REVIEW
THE ALLURE OF VENICE
WHISTLER HOUSE MUSEUM OF ART
243 WORTHEN STREET
LOWELL, MASSACHUSETTS
THROUGH JUNE 23
Whistler House Museum of Art, in partnership with Fry Fine Art, is presenting a special exhibit of paintings by underappreciated late 19th century New England artist Walter Franklin Lansil. “Allure of Venice” presents 70 paintings depicting the lagoon, canals and architecture of Venice, one of the world’s great cultural sites.
Venice’s fabled appeal to artists and writers begins with the city’s unique history. For centuries, the Republic of Venice, ruled by an extremely wealthy and powerful merchant class, was an economic powerhouse, serving as an essential link in the trade routes between Europe and Asia. During the 15th and 16th centuries, patronage of the arts became an active competition among the rich, with individuals, families and the Republic’s government vying for the public notoriety that came with art patronage. The result was a city laden with extraordinary paintings, architecture and music.
Even after Venice’s commercial prosperity and political powers had substantially declined in the late 1700s, its cultural clout remained. It was a magnet for American and European artists and writers attracted to the city’s abundance of ornate building facades, its frescoes and paintings in public buildings, churches and palaces and the splendid reflections in its lagoon and canals.

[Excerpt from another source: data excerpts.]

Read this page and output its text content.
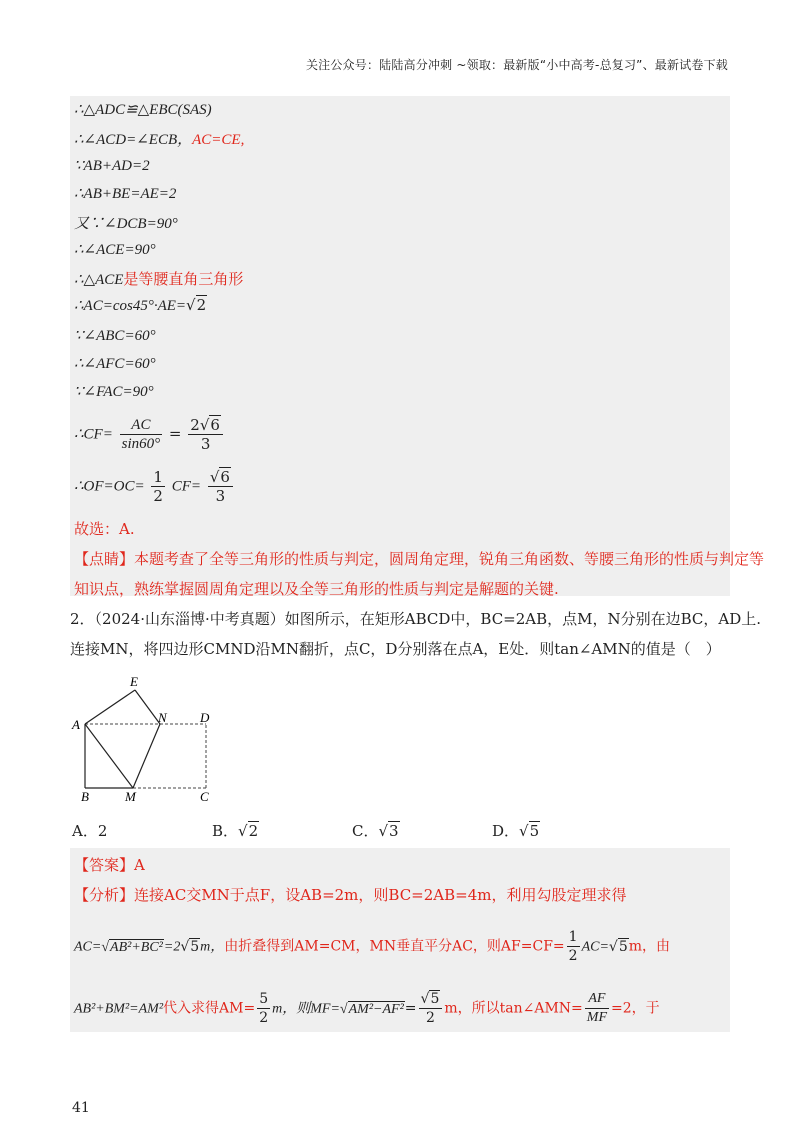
关注公众号：陆陆高分冲刺 ~领取：最新版“小中高考-总复习”、最新试卷下载
∴△ADC≌△EBC(SAS)
∴∠ACD=∠ECB，AC=CE,
∵AB+AD=2
∴AB+BE=AE=2
又∵∠DCB=90°
∴∠ACE=90°
∴△ACE是等腰直角三角形
∴AC=cos45°·AE=√2
∵∠ABC=60°
∴∠AFC=60°
∵∠FAC=90°
∴CF= $\frac{AC}{\sin 60^\circ} = \frac{2√6}{3}$
∴OF=OC= $\frac{1}{2} CF= \frac{√6}{3}$
故选：A.
【点睛】本题考查了全等三角形的性质与判定，圆周角定理，锐角三角函数、等腰三角形的性质与判定等
知识点，熟练掌握圆周角定理以及全等三角形的性质与判定是解题的关键.
2．（2024·山东淄博·中考真题）如图所示，在矩形ABCD中，BC=2AB，点M，N分别在边BC，AD上.
连接MN，将四边形CMND沿MN翻折，点C，D分别落在点A，E处．则tan∠AMN的值是（　）
E
A	N	D
B	M	C
A．2	B．√2	C．√3	D．√5
【答案】A
【分析】连接AC交MN于点F，设AB=2m，则BC=2AB=4m，利用勾股定理求得
AC=√AB²+BC²=2√5m，由折叠得到AM=CM，MN垂直平分AC，则$AF=CF= \frac{1}{2} AC=√5m$，由
AB²+BM²=AM²代入求得$AM= \frac{5}{2}$ m，则$MF=√AM^2-AF^2= \frac{√5}{2}$ m，所以tan∠AMN= $\frac{AF}{MF} =2$，于
41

John Singer Sargent, Childe Hassam and Maurice Prendergast, already established artists, were among the prominent Americans who painted in Venice. In 1879, James McNeill Whistler was commissioned by the Fine Art Society of London to produce a set of 12 etchings of Venice, a grouping of prints that would be considered unprecedented in their originality and instrumental in understanding Whistler’s genius as a printmaker. (The Whistler House Museum is his birthplace.)